Fans of teen detective series, Veronica Mars have thrown cash at fundraising site Kickstarter to get a movie of the show made. But is it all a marketing ploy by Warner Bros?
Veronica Mars has a small but seemingly dedicated group of fans known as "Marshmallows", and Thomas and his key cast – including star Kristen Bell – appealed to them with a slick video launched on crowdfunding site kickstarter.com on Wednesday (US time).
The campaign was slated to run for 30 days, with a stated aim of raising $2 million. That's the sum Hollywood studio Warner Bros claimed would be enough to convince it to back the project into development. Now it looks like Warners will have to put its money where its mouth is.
The trailer on kickstarter opens with a title card "Int. Kristen Bell's house - morning", and features Bell's fellow cast members mooching around and pining for the good old days, while she tries to persuade them to move on.
Familiar elements of the show are parodied before the camera swings around to reveal Thomas, dressed in black with glove puppets of a duck and a chicken, emerge from his cardboard-box stage. He then explains the crowdfunding plan.
Clearly, the gimick of humour and geeky earnestness has spoken perfectly to the fan base (though cynics might wonder if the entire thing is not simply a very clever piece of advance marketing by Warners, for a project to which the studio had already in fact committed).
According to deadline.com, the $1 million mark was passed in four hours and 24 minutes. Less than six hours later, the official target was hit.
The project's page indicates that as of 7.25pm AET Thursday more than 40,000 people had pledged a minimum of one US dollar, for a total of $2.5 million and counting.

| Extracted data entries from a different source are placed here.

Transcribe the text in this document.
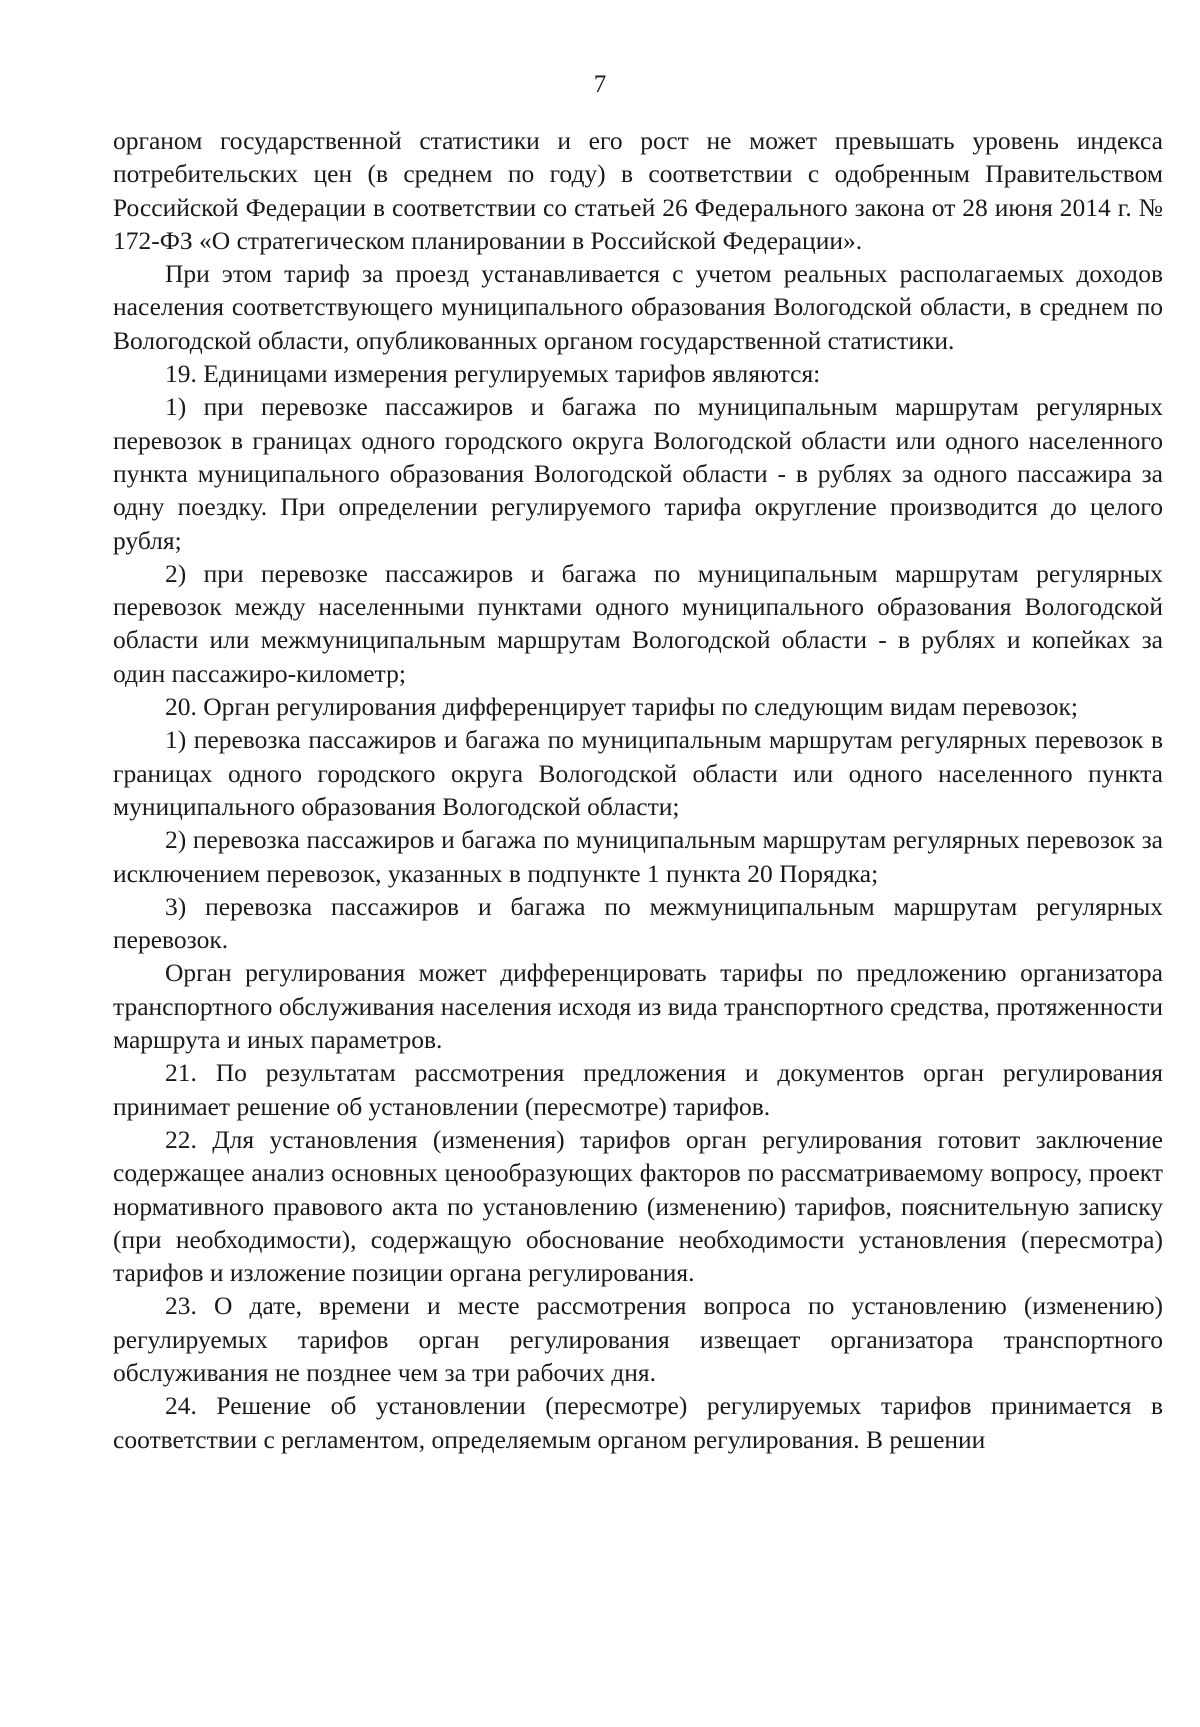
7

органом государственной статистики и его рост не может превышать уровень индекса потребительских цен (в среднем по году) в соответствии с одобренным Правительством Российской Федерации в соответствии со статьей 26 Федерального закона от 28 июня 2014 г. № 172-ФЗ «О стратегическом планировании в Российской Федерации».

При этом тариф за проезд устанавливается с учетом реальных располагаемых доходов населения соответствующего муниципального образования Вологодской области, в среднем по Вологодской области, опубликованных органом государственной статистики.

19. Единицами измерения регулируемых тарифов являются:

1) при перевозке пассажиров и багажа по муниципальным маршрутам регулярных перевозок в границах одного городского округа Вологодской области или одного населенного пункта муниципального образования Вологодской области - в рублях за одного пассажира за одну поездку. При определении регулируемого тарифа округление производится до целого рубля;

2) при перевозке пассажиров и багажа по муниципальным маршрутам регулярных перевозок между населенными пунктами одного муниципального образования Вологодской области или межмуниципальным маршрутам Вологодской области - в рублях и копейках за один пассажиро-километр;

20. Орган регулирования дифференцирует тарифы по следующим видам перевозок;

1) перевозка пассажиров и багажа по муниципальным маршрутам регулярных перевозок в границах одного городского округа Вологодской области или одного населенного пункта муниципального образования Вологодской области;

2) перевозка пассажиров и багажа по муниципальным маршрутам регулярных перевозок за исключением перевозок, указанных в подпункте 1 пункта 20 Порядка;

3) перевозка пассажиров и багажа по межмуниципальным маршрутам регулярных перевозок.

Орган регулирования может дифференцировать тарифы по предложению организатора транспортного обслуживания населения исходя из вида транспортного средства, протяженности маршрута и иных параметров.

21. По результатам рассмотрения предложения и документов орган регулирования принимает решение об установлении (пересмотре) тарифов.

22. Для установления (изменения) тарифов орган регулирования готовит заключение содержащее анализ основных ценообразующих факторов по рассматриваемому вопросу, проект нормативного правового акта по установлению (изменению) тарифов, пояснительную записку (при необходимости), содержащую обоснование необходимости установления (пересмотра) тарифов и изложение позиции органа регулирования.

23. О дате, времени и месте рассмотрения вопроса по установлению (изменению) регулируемых тарифов орган регулирования извещает организатора транспортного обслуживания не позднее чем за три рабочих дня.

24. Решение об установлении (пересмотре) регулируемых тарифов принимается в соответствии с регламентом, определяемым органом регулирования. В решении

Virtually all of the premium pledge packages above $400 were gone, including the single top pledge of more than $10,000. And little wonder, given the treat in store for the deep-pocketed fan (or Warners staffer*), who snapped it up.
"You will get a speaking role in the movie," the enticement reads. "Here's the scene – Veronica is eating with the man in her life. Things have gotten tense between them. You are the waiter/waitress. You approach the table, and you say, 'Your check, sir'.

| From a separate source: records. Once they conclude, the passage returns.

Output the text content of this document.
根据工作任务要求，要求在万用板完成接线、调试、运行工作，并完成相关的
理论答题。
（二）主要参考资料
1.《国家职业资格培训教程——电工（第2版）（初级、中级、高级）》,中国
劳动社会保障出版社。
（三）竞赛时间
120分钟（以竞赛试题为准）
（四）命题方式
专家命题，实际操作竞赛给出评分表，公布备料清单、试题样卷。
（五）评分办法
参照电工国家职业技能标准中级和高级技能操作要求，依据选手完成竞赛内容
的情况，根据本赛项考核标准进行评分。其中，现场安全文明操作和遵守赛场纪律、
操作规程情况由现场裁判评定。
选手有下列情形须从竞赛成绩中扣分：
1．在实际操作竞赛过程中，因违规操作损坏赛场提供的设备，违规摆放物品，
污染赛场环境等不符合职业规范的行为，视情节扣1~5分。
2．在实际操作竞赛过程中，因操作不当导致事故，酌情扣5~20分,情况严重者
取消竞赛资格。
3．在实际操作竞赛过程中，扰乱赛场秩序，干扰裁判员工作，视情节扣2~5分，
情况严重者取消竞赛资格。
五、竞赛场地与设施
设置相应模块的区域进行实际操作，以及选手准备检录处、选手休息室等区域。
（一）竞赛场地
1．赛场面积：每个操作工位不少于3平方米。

"We guarantee you will be on camera as you say the line. Unless you go all hammy and ruin the scene and we have to cut you out, but that would be a sad day for all of us.
The campaign aimed to raise $2 million in 30 days, the sum Warner Bros claimed would be enough to convince it to back the project
"Just say the line. Don't over-think it. You're a waiter. Your motivation is to turn over the table."
Speaking to The New York Times, Thomas explained that Warners had told him: "If you can show there's enough fan interest to warrant a movie, we're on board." He added that there was a chance "we could fail in spectacular fashion, but there's also the chance that we completely revolutionise how projects like ours can get made".
Right now, the odds on the latter outcome looks pretty good.
Veronica Mars is far from the first film project to turn to crowdfunding. And if its success is genuine and sustained there is no chance Hollywood will let it be the last.
* The package was, in fact, bought by Steven Dengler, a co-founder of financial data website XE.com. According to Entertainment Weekly, Dengler likes Veronica Mars but is more a fan of crowdfunding, and has backed 65 projects on Kickstarter.